Aus Klausner wird Oz
Eine wichtige Rolle im Kosmos von Amos Oz’ Familiensaga spielt sein Grossonkel Joseph Klausner. Er war ein zu seiner Zeit renommierter Gelehrter, der mit seinem Buch «Jesus von Nazareth» in Israel Aufsehen erregte. Klausner vertrat darin die These, dass Jesus eigentlich gar keine Religion habe gründen wollen, sondern nur als eine Art Reformator beabsichtigte, das Judentum auf seine undogmatischen Ursprünge zurückzuführen. Allerdings sei Jesus in dieser Sicht auch nicht als Sohn Gottes zu betrachten.

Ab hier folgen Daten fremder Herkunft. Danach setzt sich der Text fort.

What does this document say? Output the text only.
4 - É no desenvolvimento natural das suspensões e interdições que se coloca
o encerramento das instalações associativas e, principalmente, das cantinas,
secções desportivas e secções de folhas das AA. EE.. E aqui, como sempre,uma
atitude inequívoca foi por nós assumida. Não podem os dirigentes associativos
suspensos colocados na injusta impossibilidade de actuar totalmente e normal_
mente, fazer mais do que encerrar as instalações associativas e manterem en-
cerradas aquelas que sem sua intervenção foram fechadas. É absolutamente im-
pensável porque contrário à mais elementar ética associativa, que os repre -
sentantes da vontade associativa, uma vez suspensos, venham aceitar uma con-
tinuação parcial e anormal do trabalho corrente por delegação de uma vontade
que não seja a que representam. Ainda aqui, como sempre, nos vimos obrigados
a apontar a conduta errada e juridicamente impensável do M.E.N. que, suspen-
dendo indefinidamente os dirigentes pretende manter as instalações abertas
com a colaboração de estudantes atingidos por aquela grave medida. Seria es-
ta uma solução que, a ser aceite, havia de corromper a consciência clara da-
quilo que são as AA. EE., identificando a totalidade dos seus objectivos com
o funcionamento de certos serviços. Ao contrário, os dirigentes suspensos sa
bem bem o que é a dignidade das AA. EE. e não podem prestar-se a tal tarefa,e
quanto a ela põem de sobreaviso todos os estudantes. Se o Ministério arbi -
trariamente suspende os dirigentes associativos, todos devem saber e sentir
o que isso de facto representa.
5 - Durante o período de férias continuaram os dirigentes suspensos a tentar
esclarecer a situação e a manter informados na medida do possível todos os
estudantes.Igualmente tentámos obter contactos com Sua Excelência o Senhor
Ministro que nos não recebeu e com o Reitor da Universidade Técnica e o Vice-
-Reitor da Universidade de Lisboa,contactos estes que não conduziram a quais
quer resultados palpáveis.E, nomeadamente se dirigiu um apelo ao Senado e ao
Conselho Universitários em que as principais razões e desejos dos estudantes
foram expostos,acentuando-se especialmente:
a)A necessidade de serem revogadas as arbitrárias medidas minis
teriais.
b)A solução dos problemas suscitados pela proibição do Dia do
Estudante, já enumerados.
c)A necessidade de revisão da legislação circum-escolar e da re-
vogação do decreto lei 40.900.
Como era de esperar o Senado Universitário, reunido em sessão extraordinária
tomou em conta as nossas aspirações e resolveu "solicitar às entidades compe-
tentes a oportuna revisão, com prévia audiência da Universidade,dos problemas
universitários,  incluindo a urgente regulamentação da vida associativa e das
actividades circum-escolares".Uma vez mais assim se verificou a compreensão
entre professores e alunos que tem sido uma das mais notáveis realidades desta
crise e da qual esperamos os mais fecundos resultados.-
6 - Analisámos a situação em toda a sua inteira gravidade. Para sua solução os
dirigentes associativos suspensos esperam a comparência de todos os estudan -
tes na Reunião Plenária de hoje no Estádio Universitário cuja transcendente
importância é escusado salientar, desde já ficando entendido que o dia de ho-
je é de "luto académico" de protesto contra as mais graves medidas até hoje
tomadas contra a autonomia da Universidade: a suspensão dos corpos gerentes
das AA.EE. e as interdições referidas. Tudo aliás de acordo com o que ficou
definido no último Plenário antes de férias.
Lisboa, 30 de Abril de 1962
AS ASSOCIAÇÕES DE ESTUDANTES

Mit dieser Interpretation seines Onkels, die zu einer vertieften Annäherung zwischen jüdischer und christlicher Religion führen sollte, könne er sich ohne weiteres identifizieren, erklärte Oz vor einigen Jahren im Gespräch. Weder die jüdische noch die christliche Obrigkeit hat sich bisher mit Klausners Gedankengängen anfreunden können.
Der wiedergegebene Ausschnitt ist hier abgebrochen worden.